Courts which help parents deal with drug or alcohol addiction so they can keep their children are to be opened in more areas of England.
London has had a Family Drug and Alcohol Court for seven years, and courts have opened more recently in Gloucestershire and Milton Keynes.
More will now open in areas including East Sussex, Kent and Medway, Plymouth, Torbay and Exeter, and West Yorkshire.
Funding for the expansion comes from the Department for Education.

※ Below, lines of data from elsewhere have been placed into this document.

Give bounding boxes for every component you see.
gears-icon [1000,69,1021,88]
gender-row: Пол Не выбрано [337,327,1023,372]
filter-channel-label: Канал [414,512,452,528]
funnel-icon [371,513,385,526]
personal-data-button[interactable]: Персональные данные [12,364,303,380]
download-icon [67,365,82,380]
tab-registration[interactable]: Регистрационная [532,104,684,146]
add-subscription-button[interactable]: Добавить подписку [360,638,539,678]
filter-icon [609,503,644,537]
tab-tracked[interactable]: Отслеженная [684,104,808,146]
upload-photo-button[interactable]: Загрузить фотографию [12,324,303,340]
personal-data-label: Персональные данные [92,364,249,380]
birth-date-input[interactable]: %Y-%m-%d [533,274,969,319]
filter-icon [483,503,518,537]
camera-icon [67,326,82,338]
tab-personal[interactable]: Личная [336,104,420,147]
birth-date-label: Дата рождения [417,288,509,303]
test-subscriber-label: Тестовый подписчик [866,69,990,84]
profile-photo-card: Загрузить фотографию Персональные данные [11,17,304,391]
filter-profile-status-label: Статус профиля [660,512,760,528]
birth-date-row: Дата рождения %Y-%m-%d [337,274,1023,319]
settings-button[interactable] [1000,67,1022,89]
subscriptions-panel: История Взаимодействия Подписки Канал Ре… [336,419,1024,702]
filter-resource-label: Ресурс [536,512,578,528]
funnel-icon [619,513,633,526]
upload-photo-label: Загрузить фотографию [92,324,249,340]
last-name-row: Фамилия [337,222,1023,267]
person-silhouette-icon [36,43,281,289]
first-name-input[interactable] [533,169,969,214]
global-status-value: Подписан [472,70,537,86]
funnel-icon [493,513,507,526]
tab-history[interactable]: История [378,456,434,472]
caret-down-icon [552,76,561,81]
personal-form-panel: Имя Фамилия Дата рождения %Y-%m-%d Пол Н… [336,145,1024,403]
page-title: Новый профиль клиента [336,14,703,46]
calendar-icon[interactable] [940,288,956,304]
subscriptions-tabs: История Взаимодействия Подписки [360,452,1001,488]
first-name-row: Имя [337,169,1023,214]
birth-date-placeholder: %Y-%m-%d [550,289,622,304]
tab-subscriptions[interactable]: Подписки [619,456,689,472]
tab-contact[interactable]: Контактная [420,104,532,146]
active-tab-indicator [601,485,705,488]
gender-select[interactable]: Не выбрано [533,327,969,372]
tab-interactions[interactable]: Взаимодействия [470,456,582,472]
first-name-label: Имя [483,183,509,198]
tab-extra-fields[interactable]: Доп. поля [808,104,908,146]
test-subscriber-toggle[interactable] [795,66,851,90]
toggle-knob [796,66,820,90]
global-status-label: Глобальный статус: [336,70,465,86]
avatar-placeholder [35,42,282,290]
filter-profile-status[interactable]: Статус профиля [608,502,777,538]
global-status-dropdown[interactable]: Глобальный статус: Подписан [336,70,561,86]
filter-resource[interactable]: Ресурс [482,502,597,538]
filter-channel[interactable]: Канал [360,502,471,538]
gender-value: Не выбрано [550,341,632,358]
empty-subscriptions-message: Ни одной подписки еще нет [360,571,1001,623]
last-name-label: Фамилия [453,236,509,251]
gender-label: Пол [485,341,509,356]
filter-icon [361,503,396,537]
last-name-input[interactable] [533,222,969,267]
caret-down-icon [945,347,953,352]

Most families that come into care proceedings have at least one parent with a drink or drug problem.
Unlike the traditional family court, the FDAC has its own team of experts and doctors - it is often described as a "therapeutic" process.
Parents come up before the court every fortnight, seeing the same judge every time.
Usually their children are placed temporarily with other family members or in foster care, while the parents concentrate on their detox, therapy and treatments - an intensive programme usually taking 26 weeks.
They undergo regular testing to make sure they are not secretly drinking or taking drugs.
An evaluation last year of the London FDAC by Brunel University, funded by the Nuffield Foundation, found 35% of mothers managed to kick their addictions, so their children could be returned safely to them, compared with 19% of mothers who go through ordinary family courts.
However, the sample group was relatively small: just over 200 families in all.
The London FDAC only sits once a week, and deals with a relatively small number of cases, about 30 a year at the moment.